ヒプノセラピー(催眠療法)の歴史
ヒプノセラピーは、海外セレブが利用していることで近年注目を集めていますが、その歴史はとても古いものです。
古くは4000年以上前の古代エジプト。『眠りの寺院』と言われる病める人を癒す場所があったとパピルスに残されています。寺院の奥に進むにつれて催眠に入る作りになっており、奥に到着すると祈祷師が暗示を与え人々を癒したそうです。
その後も宗教儀式のために用いられ、紀元前500年ごろにはギリシャに伝わりローマ帝国で継承されました。中世ヨーロッパでは”ロイヤルタッチ”(国王に触れると病気が治癒する)や、がんを発生させて取り除く実験が行われた、と文献に記されています。
18世紀には、マクシミリアン・ヘル神父が磁気をつかって多くの人々の病を治癒し、それを目の当たりにしたフランツ・アントン・メスメル(オーストリア出身の医師)が治療に活用し、その効果は絶大でヨーロッパで大流行しました。彼の広めた手法は”メスメリズム”と呼ばれ、近代の催眠の基礎となっています。しかし、確かに効果はあるものの、根拠が証明されなかったため、不遇にもパリから追放されてしまいます。

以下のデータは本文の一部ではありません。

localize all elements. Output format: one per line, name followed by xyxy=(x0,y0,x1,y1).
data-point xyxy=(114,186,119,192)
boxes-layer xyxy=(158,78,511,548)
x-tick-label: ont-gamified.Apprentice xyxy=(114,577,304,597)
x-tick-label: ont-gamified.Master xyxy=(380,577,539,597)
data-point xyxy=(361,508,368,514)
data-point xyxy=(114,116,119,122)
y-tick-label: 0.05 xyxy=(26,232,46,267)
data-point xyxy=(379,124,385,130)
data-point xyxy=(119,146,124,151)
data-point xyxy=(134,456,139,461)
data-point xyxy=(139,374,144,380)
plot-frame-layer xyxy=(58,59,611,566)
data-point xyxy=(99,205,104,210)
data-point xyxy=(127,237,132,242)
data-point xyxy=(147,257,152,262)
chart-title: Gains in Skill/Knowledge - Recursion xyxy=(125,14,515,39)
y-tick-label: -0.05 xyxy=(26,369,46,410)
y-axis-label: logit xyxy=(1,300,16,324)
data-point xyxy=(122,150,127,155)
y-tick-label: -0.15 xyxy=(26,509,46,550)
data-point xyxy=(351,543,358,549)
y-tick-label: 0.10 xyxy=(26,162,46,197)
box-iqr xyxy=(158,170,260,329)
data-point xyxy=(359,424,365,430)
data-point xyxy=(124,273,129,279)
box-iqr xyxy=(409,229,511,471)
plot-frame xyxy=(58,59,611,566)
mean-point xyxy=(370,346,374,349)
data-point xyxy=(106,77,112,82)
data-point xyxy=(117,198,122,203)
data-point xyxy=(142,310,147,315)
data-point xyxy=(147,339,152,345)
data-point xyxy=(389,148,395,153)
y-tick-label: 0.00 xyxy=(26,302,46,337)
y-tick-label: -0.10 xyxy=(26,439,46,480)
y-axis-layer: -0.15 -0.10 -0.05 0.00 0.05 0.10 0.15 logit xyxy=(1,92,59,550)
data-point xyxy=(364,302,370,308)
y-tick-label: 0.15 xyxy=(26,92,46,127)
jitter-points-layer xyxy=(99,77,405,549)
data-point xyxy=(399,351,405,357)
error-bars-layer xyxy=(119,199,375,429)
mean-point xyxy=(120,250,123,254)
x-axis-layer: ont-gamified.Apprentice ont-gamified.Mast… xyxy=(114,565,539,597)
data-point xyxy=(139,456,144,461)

その後もその効果を信じるメスメリズムの継承者により伝えられ、19世紀には、ジェームズ・ブレイド(スコットランドの医師)により、ギリシャ語の『睡眠』を意味する「ヒプノス」から「ヒプノティズム(催眠)」と名づけられました。(ブレイドは元々催眠を信じておらず、いかさまを暴こうとして研究を始めたというから面白いです。)
19世紀半ばにはインドのメスメリズムにおいて催眠麻酔を成功させ、精神分析で有名な心理学者、フロイトも若いころは催眠を多用してたそうです。(フロイトはコカイン中毒で歯がボロボロになってしまい、うまく話せず誘導ができなかったため催眠を諦めたという逸話もあるくらいです。)
そして20世紀には現代催眠の父であるミルトン・エリクソンによりその手法が確立され、催眠療法は英国医師会、米国医師会によって有効な治療法として認められました。
20世紀後半には、インドの医師であるD・パック・チョプラーが脳の中にしかないと思われた神経伝達物質が身体の細胞にちりばめられていると研究結果で発表し、だからこそ私たちの思考が細胞の一つ一つとコミュニケーションを取ることができる、ということがわかりました。
まさに”人がいるところにヒプノセラピーあり”。
かつては「黒魔術」のような扱いで不遇に扱われてきた催眠療法ですが、その効果が確かなものであることを証明するべく、悠久の歴史の中で廃れず今もなお存在しており、現在では科学的にも解明され、その価値が見直されているのです。